You know the type, right? Has there ever been a sexier look? I love the teased hair and the liquid eyeliner, the pale lipstick, the short skirts, the boots (manufactured, if I recall correctly, for the express purpose of walking).
Actually I prefer the boudoir version of the look, with foofy, low-cut chiffon babydoll negligees, and marabou slippers, and upswept hair adorned with lots of little flowers. Like Deborah Kerr in Casino Royale (the movie, not the shady, warehouse-like dive down on Saturn). That - oh yes. That is totally going to be my new and improved look for 2006. It's elegant! It's glamorous! It's impractical! Darling, it's moi!

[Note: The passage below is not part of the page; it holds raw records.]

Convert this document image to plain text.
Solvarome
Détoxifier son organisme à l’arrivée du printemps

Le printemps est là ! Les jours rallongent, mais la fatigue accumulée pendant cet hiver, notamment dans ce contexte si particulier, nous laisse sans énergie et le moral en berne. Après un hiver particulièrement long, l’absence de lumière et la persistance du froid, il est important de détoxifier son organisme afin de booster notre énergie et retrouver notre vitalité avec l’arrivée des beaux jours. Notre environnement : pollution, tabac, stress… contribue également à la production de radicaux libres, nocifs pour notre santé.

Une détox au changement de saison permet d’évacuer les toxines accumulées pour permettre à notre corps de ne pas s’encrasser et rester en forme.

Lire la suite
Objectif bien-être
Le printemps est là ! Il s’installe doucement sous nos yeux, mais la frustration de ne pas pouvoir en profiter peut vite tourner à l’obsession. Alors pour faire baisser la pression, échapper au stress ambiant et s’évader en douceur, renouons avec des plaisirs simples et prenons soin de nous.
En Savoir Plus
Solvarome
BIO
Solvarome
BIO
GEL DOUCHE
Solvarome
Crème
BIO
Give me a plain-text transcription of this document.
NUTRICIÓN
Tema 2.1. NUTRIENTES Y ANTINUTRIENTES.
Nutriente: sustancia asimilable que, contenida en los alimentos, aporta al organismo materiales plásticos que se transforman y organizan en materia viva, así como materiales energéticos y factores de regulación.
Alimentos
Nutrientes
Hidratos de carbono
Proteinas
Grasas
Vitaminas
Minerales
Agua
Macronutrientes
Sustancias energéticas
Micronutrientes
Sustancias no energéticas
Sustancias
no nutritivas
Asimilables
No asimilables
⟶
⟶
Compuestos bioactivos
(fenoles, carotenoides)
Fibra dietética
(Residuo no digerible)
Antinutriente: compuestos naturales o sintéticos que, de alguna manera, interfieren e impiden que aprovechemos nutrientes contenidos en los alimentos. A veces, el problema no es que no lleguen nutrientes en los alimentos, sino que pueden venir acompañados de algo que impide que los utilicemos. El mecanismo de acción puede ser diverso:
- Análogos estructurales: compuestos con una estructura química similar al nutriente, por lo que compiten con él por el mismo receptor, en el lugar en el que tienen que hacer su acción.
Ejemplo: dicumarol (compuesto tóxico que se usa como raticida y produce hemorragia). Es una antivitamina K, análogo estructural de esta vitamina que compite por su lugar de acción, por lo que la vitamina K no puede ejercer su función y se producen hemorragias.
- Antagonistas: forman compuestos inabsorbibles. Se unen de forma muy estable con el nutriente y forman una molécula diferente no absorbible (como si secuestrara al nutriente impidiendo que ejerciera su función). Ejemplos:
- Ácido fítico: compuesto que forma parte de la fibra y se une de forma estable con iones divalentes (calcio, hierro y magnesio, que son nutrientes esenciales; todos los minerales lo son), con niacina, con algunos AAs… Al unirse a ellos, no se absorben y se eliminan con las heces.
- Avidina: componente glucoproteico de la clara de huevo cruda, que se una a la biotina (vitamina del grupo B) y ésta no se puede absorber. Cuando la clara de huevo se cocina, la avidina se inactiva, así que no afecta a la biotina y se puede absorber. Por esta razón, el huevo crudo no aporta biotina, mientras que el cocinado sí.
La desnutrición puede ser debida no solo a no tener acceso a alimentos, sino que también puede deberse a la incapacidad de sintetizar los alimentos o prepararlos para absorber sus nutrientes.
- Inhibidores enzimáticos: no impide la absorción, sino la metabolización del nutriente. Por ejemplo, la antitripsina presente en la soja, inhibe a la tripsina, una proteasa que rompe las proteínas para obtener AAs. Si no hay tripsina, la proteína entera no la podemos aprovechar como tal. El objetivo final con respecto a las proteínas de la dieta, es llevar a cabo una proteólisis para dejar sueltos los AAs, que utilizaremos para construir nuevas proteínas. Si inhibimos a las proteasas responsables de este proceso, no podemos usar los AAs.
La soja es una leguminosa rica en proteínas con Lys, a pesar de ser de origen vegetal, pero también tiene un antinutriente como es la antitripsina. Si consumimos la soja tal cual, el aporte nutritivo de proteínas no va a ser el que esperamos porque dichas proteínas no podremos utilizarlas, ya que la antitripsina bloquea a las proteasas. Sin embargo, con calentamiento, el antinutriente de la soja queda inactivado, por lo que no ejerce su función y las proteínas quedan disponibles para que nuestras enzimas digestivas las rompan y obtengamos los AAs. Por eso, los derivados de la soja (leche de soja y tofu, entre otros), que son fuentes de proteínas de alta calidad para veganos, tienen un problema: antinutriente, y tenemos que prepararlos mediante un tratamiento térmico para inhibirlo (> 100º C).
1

It probably goes without saying at this point that I received a Burt Bacharach compilation CD for Christmas.
And of course the ultimate accessory for the 60s-sex-romp look would have to be Tom Jones; or, if he's booked up for the season, someone equally able to address a girl as "pussycat" in a joyful and lascivious manner. I don't have one of those; and I suppose if you want to get technical, my marriage vows might be interpreted to preclude me from acquiring one. Still, a girl can dream of someone to croon to her about how "soon I'll be kissing your sweet little pussycat lips."
"Cats don't have lips," my 13-year-old remarks at this point in the song; and it's uncharacteristically pedantic of her, I might add.
"He's talking about a girl," retorts the four-and-a-half-year-old. "Gawwwwwd."
There's a good reason 60s sex kittens didn't usually have kids.
Well, 2005 rolls out, and 2006 rolls in; like many people, I have great ambitions for the new year - it feels so shiny and hopeful. And I'll have a new home, and a new job to start off the year with; which makes me luckier than many. At least it makes me a great deal luckier than the 50-odd hapless souls remaining behind with my soon-to-be-ex employer. Whether it makes me luckier than Deborah Kerr remains to be seen; though I suppose if I show up to my new job in the foofy chiffon negligee, I could do pretty well for myself...
I'll probably content myself with wearing a little extra mascara and humming "The Look of Love" under my breath.
1 Comments:
There's a good reason 60s sex kittens didn't usually have kids.
Yes, because then they'd be cats, and calling someone a "sex cat" is pretty weird.